Quais os sinais da síndrome do neurônio motor inferior?
Paralisia flácida, hiporreflexia/arreflexia, hipotonia/atonia e atrofia muscular (denervação). Babinski é negativo.
O que é o sinal de Babinski e o que ele indica?
Ao estimular a planta do pé, o hálux se estende e os demais dedos se espalham em leque. É sinal exclusivo de lesão do trato corticoespinal (NMS). Em adultos normais, os dedos se fletem.
Por que a lesão do NMS causa espasticidade?
Porque a lesão remove a inibição cortical sobre o trato reticuloespinal pontino, que exacerba os reflexos antigravitacionais. Os motoneurônios alfa e gama ficam hiperexcitáveis → hipertonia e hiperreflexia.
💬 Profa. Adriana: "Paciente com AVC em cápsula interna tem atrofia marcante?"
NÃO (pelo menos não precoce). Na lesão do NMS o NMI está intacto e o músculo continua recebendo estímulos reflexos — trofismo preservado. A atrofia do NMS é tardia e por desuso. Já na lesão do NMI (poliomielite, AME), a atrofia é precoce e marcante por denervação.
💬 Profa. Adriana: "Por que o paciente AVC tem hiperreflexia ao bater o martelinho no joelho?"
Porque o arco reflexo (fuso → Ia → NMI alfa → músculo) está intacto e desinibido. Normalmente o NMS exerce uma modulação inibitória sobre os reflexos medulares. Quando o NMS é lesado (AVC), essa inibição some e o reflexo fica exacerbado = hiperreflexia.
💬 Profa. Adriana: "Fasciculações são sinal de NMS ou NMI?"
NMI exclusivamente. Quando o corpo do motoneurônio alfa degenera (ex.: AME, ELA), as fibras musculares que ele inervava ficam "solteiras" e disparam espontaneamente, gerando contrações visíveis embaixo da pele (fasciculações). No NMS isso não acontece, porque o NMI está intacto e quem comanda é ele.

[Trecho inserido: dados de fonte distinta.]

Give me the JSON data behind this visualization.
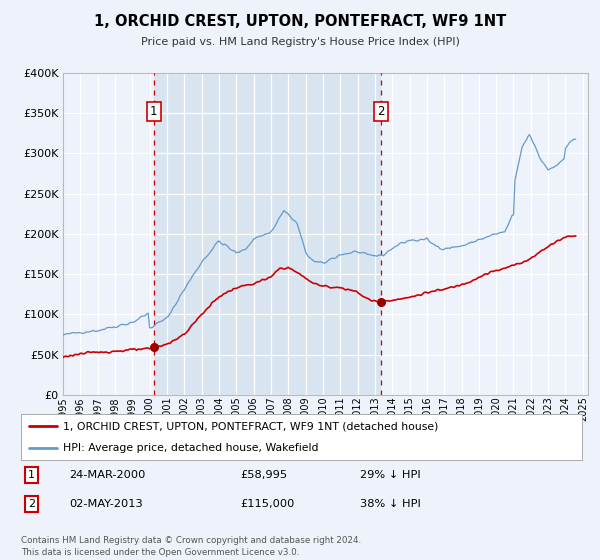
{
  "title": "1, ORCHID CREST, UPTON, PONTEFRACT, WF9 1NT",
  "subtitle": "Price paid vs. HM Land Registry's House Price Index (HPI)",
  "xlim": [
    1995.0,
    2025.3
  ],
  "ylim": [
    0,
    400000
  ],
  "yticks": [
    0,
    50000,
    100000,
    150000,
    200000,
    250000,
    300000,
    350000,
    400000
  ],
  "xticks": [
    1995,
    1996,
    1997,
    1998,
    1999,
    2000,
    2001,
    2002,
    2003,
    2004,
    2005,
    2006,
    2007,
    2008,
    2009,
    2010,
    2011,
    2012,
    2013,
    2014,
    2015,
    2016,
    2017,
    2018,
    2019,
    2020,
    2021,
    2022,
    2023,
    2024,
    2025
  ],
  "background_color": "#eef2fa",
  "shade_color": "#d8e4f0",
  "grid_color": "#ffffff",
  "sale1_x": 2000.23,
  "sale1_y": 58995,
  "sale1_label": "1",
  "sale1_date": "24-MAR-2000",
  "sale1_price": "£58,995",
  "sale1_hpi": "29% ↓ HPI",
  "sale2_x": 2013.33,
  "sale2_y": 115000,
  "sale2_label": "2",
  "sale2_date": "02-MAY-2013",
  "sale2_price": "£115,000",
  "sale2_hpi": "38% ↓ HPI",
  "line1_color": "#cc0000",
  "line2_color": "#6699cc",
  "marker_color": "#990000",
  "vline_color": "#cc0000",
  "legend1_label": "1, ORCHID CREST, UPTON, PONTEFRACT, WF9 1NT (detached house)",
  "legend2_label": "HPI: Average price, detached house, Wakefield",
  "footnote": "Contains HM Land Registry data © Crown copyright and database right 2024.\nThis data is licensed under the Open Government Licence v3.0."
}
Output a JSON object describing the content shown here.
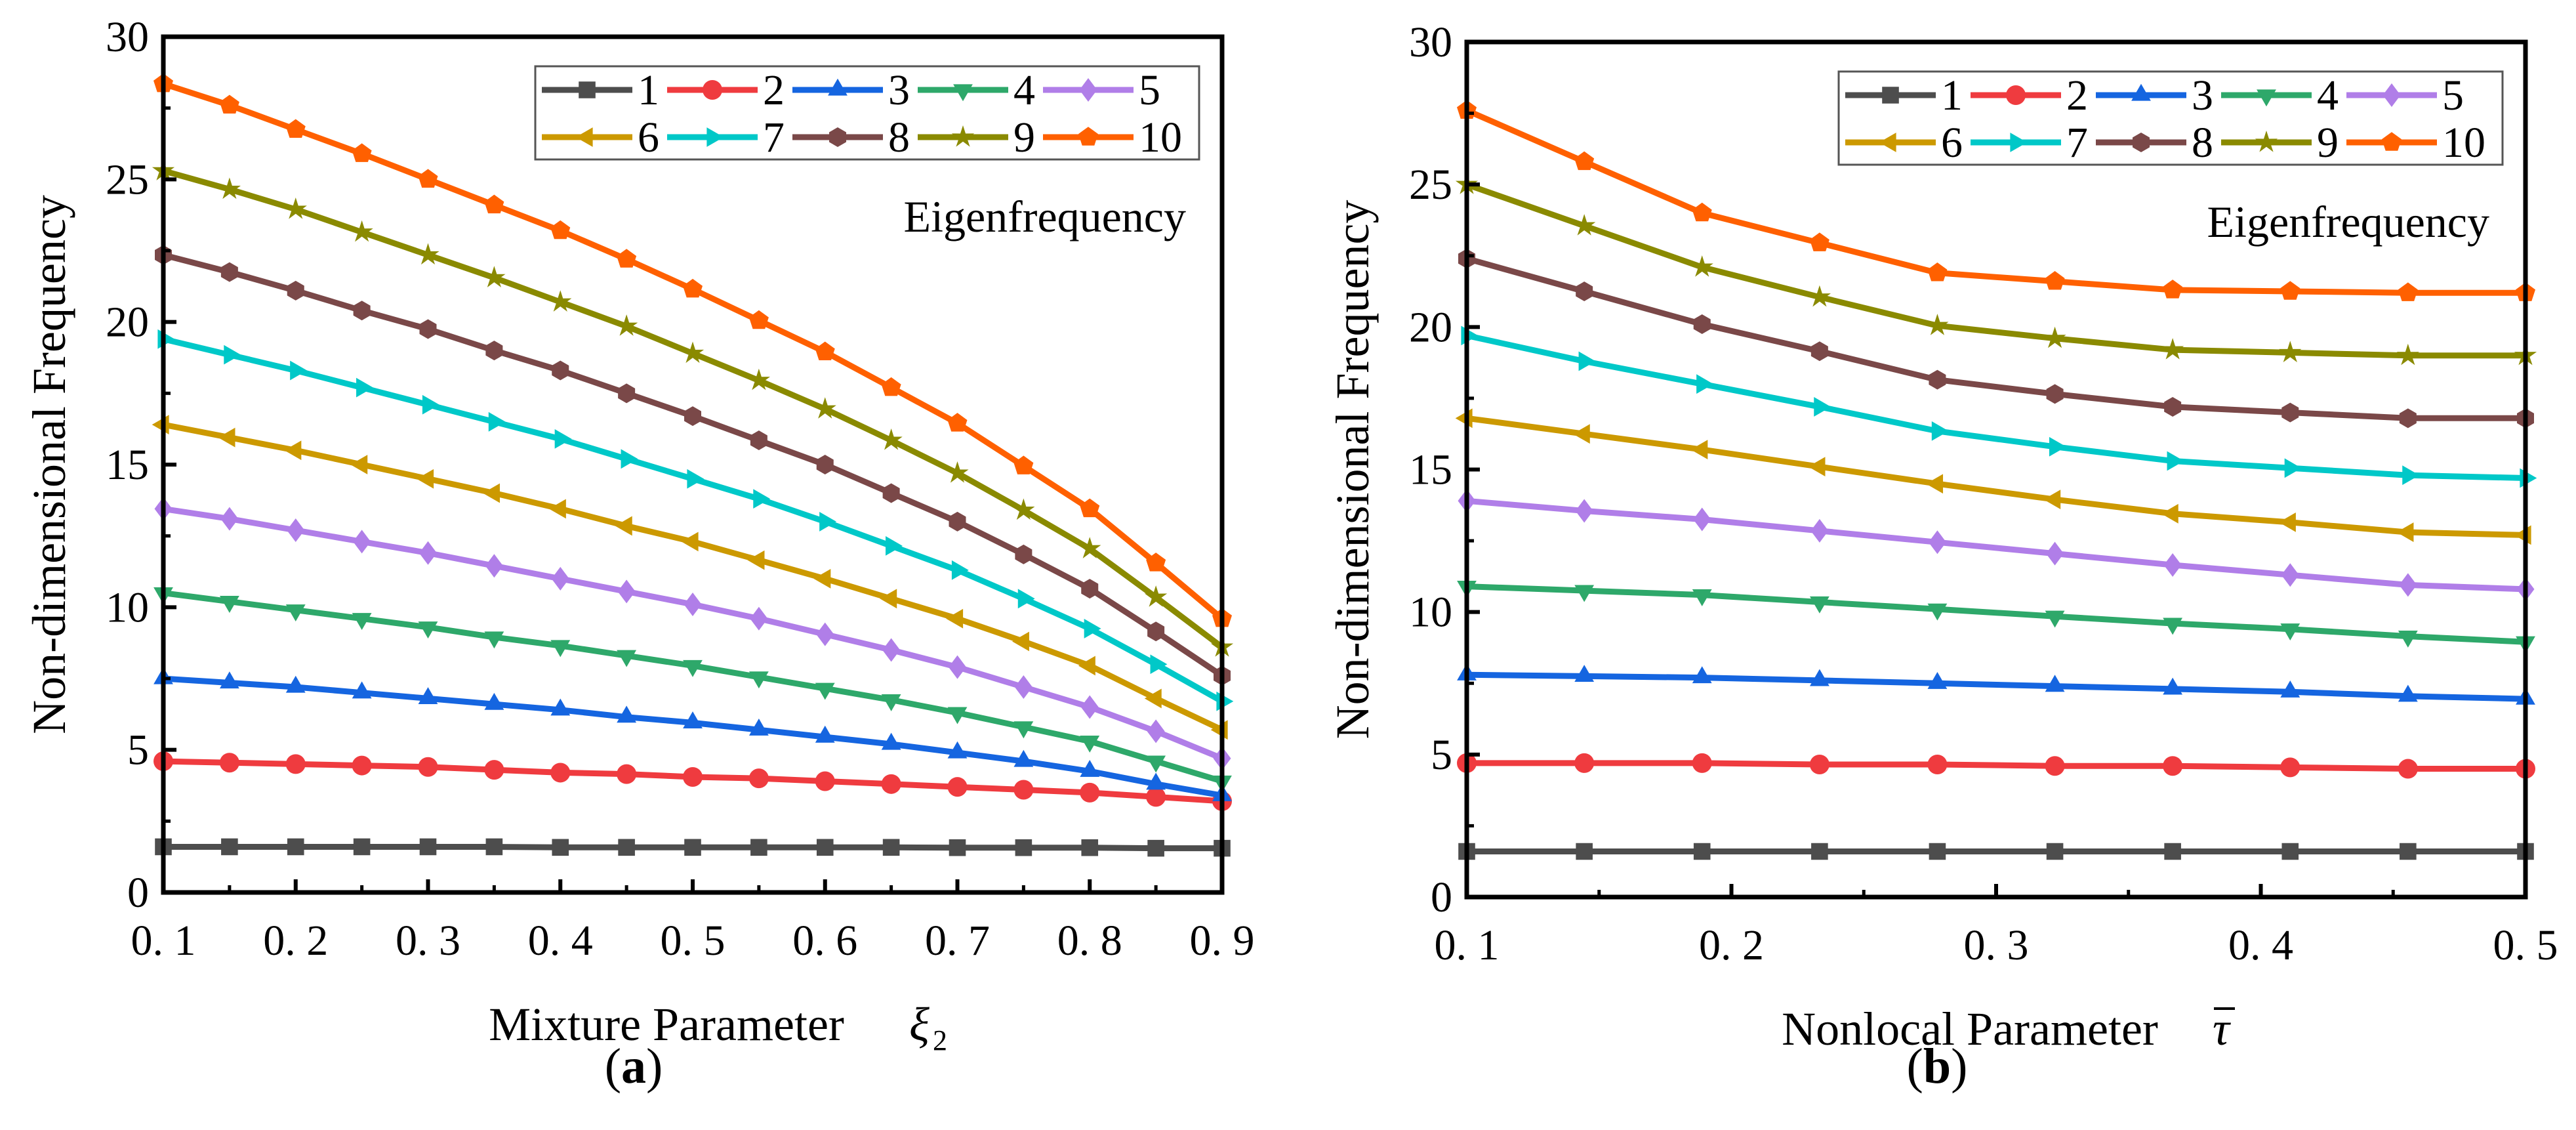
{
  "chart_data": [
    {
      "type": "line",
      "panel_label": "(a)",
      "panel_letter": "a",
      "xlabel": "Mixture Parameter",
      "xlabel_symbol": "ξ",
      "xlabel_symbol_sub": "2",
      "ylabel": "Non-dimensional Frequency",
      "annotation": "Eigenfrequency",
      "legend_placement": "top-right",
      "xlim": [
        0.1,
        0.9
      ],
      "ylim": [
        0,
        30
      ],
      "xticks": [
        0.1,
        0.2,
        0.3,
        0.4,
        0.5,
        0.6,
        0.7,
        0.8,
        0.9
      ],
      "xtick_labels": [
        "0. 1",
        "0. 2",
        "0. 3",
        "0. 4",
        "0. 5",
        "0. 6",
        "0. 7",
        "0. 8",
        "0. 9"
      ],
      "yticks": [
        0,
        5,
        10,
        15,
        20,
        25,
        30
      ],
      "ytick_labels": [
        "0",
        "5",
        "10",
        "15",
        "20",
        "25",
        "30"
      ],
      "x": [
        0.1,
        0.15,
        0.2,
        0.25,
        0.3,
        0.35,
        0.4,
        0.45,
        0.5,
        0.55,
        0.6,
        0.65,
        0.7,
        0.75,
        0.8,
        0.85,
        0.9
      ],
      "series": [
        {
          "name": "1",
          "values": [
            1.6,
            1.6,
            1.6,
            1.6,
            1.6,
            1.6,
            1.58,
            1.58,
            1.58,
            1.58,
            1.58,
            1.58,
            1.57,
            1.57,
            1.57,
            1.55,
            1.55
          ]
        },
        {
          "name": "2",
          "values": [
            4.6,
            4.55,
            4.5,
            4.45,
            4.4,
            4.3,
            4.2,
            4.15,
            4.05,
            4.0,
            3.9,
            3.8,
            3.7,
            3.6,
            3.5,
            3.35,
            3.2
          ]
        },
        {
          "name": "3",
          "values": [
            7.5,
            7.35,
            7.2,
            7.0,
            6.8,
            6.6,
            6.4,
            6.15,
            5.95,
            5.7,
            5.45,
            5.2,
            4.9,
            4.6,
            4.25,
            3.8,
            3.4
          ]
        },
        {
          "name": "4",
          "values": [
            10.5,
            10.2,
            9.9,
            9.6,
            9.3,
            8.95,
            8.65,
            8.3,
            7.95,
            7.55,
            7.15,
            6.75,
            6.3,
            5.8,
            5.3,
            4.6,
            3.9
          ]
        },
        {
          "name": "5",
          "values": [
            13.45,
            13.1,
            12.7,
            12.3,
            11.9,
            11.45,
            11.0,
            10.55,
            10.1,
            9.6,
            9.05,
            8.5,
            7.9,
            7.2,
            6.5,
            5.65,
            4.7
          ]
        },
        {
          "name": "6",
          "values": [
            16.4,
            15.95,
            15.5,
            15.0,
            14.5,
            14.0,
            13.45,
            12.85,
            12.3,
            11.65,
            11.0,
            10.3,
            9.6,
            8.8,
            7.95,
            6.8,
            5.7
          ]
        },
        {
          "name": "7",
          "values": [
            19.4,
            18.85,
            18.3,
            17.7,
            17.1,
            16.5,
            15.9,
            15.2,
            14.5,
            13.8,
            13.0,
            12.15,
            11.3,
            10.3,
            9.25,
            8.0,
            6.7
          ]
        },
        {
          "name": "8",
          "values": [
            22.35,
            21.75,
            21.1,
            20.4,
            19.75,
            19.0,
            18.3,
            17.5,
            16.7,
            15.85,
            15.0,
            14.0,
            13.0,
            11.85,
            10.65,
            9.15,
            7.6
          ]
        },
        {
          "name": "9",
          "values": [
            25.3,
            24.65,
            23.95,
            23.15,
            22.35,
            21.55,
            20.7,
            19.85,
            18.9,
            17.95,
            16.95,
            15.85,
            14.7,
            13.4,
            12.05,
            10.35,
            8.6
          ]
        },
        {
          "name": "10",
          "values": [
            28.35,
            27.6,
            26.75,
            25.9,
            25.0,
            24.1,
            23.2,
            22.2,
            21.15,
            20.05,
            18.95,
            17.7,
            16.45,
            14.95,
            13.45,
            11.55,
            9.6
          ]
        }
      ]
    },
    {
      "type": "line",
      "panel_label": "(b)",
      "panel_letter": "b",
      "xlabel": "Nonlocal Parameter",
      "xlabel_symbol": "τ",
      "xlabel_symbol_sub": "",
      "ylabel": "Non-dimensional Frequency",
      "annotation": "Eigenfrequency",
      "legend_placement": "top-right",
      "xlim": [
        0.1,
        0.5
      ],
      "ylim": [
        0,
        30
      ],
      "xticks": [
        0.1,
        0.2,
        0.3,
        0.4,
        0.5
      ],
      "xtick_labels": [
        "0. 1",
        "0. 2",
        "0. 3",
        "0. 4",
        "0. 5"
      ],
      "yticks": [
        0,
        5,
        10,
        15,
        20,
        25,
        30
      ],
      "ytick_labels": [
        "0",
        "5",
        "10",
        "15",
        "20",
        "25",
        "30"
      ],
      "x": [
        0.1,
        0.1444,
        0.1889,
        0.2333,
        0.2778,
        0.3222,
        0.3667,
        0.4111,
        0.4556,
        0.5
      ],
      "series": [
        {
          "name": "1",
          "values": [
            1.6,
            1.6,
            1.6,
            1.6,
            1.6,
            1.6,
            1.6,
            1.6,
            1.6,
            1.6
          ]
        },
        {
          "name": "2",
          "values": [
            4.7,
            4.7,
            4.7,
            4.65,
            4.65,
            4.6,
            4.6,
            4.55,
            4.5,
            4.5
          ]
        },
        {
          "name": "3",
          "values": [
            7.8,
            7.75,
            7.7,
            7.6,
            7.5,
            7.4,
            7.3,
            7.2,
            7.05,
            6.95
          ]
        },
        {
          "name": "4",
          "values": [
            10.9,
            10.75,
            10.6,
            10.35,
            10.1,
            9.85,
            9.6,
            9.4,
            9.15,
            8.95
          ]
        },
        {
          "name": "5",
          "values": [
            13.9,
            13.55,
            13.25,
            12.85,
            12.45,
            12.05,
            11.65,
            11.3,
            10.95,
            10.8
          ]
        },
        {
          "name": "6",
          "values": [
            16.8,
            16.25,
            15.7,
            15.1,
            14.5,
            13.95,
            13.45,
            13.15,
            12.8,
            12.7
          ]
        },
        {
          "name": "7",
          "values": [
            19.7,
            18.8,
            18.0,
            17.2,
            16.35,
            15.8,
            15.3,
            15.05,
            14.8,
            14.7
          ]
        },
        {
          "name": "8",
          "values": [
            22.4,
            21.25,
            20.1,
            19.15,
            18.15,
            17.65,
            17.2,
            17.0,
            16.8,
            16.8
          ]
        },
        {
          "name": "9",
          "values": [
            25.0,
            23.55,
            22.1,
            21.05,
            20.05,
            19.6,
            19.2,
            19.1,
            19.0,
            19.0
          ]
        },
        {
          "name": "10",
          "values": [
            27.6,
            25.8,
            24.0,
            22.95,
            21.9,
            21.6,
            21.3,
            21.25,
            21.2,
            21.2
          ]
        }
      ]
    }
  ],
  "series_style": [
    {
      "color": "#4d4d4d",
      "marker": "square"
    },
    {
      "color": "#ef3b3f",
      "marker": "circle"
    },
    {
      "color": "#1565e0",
      "marker": "triangle-up"
    },
    {
      "color": "#2ea86a",
      "marker": "triangle-down"
    },
    {
      "color": "#b07ee8",
      "marker": "diamond"
    },
    {
      "color": "#cc9900",
      "marker": "triangle-left"
    },
    {
      "color": "#00c8c8",
      "marker": "triangle-right"
    },
    {
      "color": "#7a4848",
      "marker": "hexagon"
    },
    {
      "color": "#8a8a00",
      "marker": "star"
    },
    {
      "color": "#ff6000",
      "marker": "pentagon"
    }
  ]
}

24. O sinal de Babinski positivo é patognomônico de lesão do:

A) Neurônio motor inferior
B) Trato corticoespinal (neurônio motor superior)
C) Cerebelo
D) Gânglios da base

25. Paciente com paralisia flácida, arreflexia e atrofia muscular apresenta lesão do:

A) Neurônio motor inferior
B) Neurônio motor superior
C) Cerebelo
D) Trato reticuloespinal

Caso Clínico — NMS vs NMI

Criança de 3 anos apresenta fraqueza progressiva nos membros inferiores, dificuldade para andar e ficar de pé. Ao exame: hipotonia generalizada, arreflexia patelar bilateral, fasciculações nos músculos da coxa. RNM da medula é normal. Investigação genética confirma deleção homozigota do gene SMN1.

Pergunta: Trata-se de síndrome do NMS ou NMI? Qual a doença?

Ver resposta
Síndrome do Neurônio Motor INFERIOR. Os achados de hipotonia, arreflexia, fasciculações e atrofia indicam lesão do NMI. A deleção do gene SMN1 confirma Atrofia Muscular Espinal (AME) — doença que degenera neurônios motores do corno ventral da medula.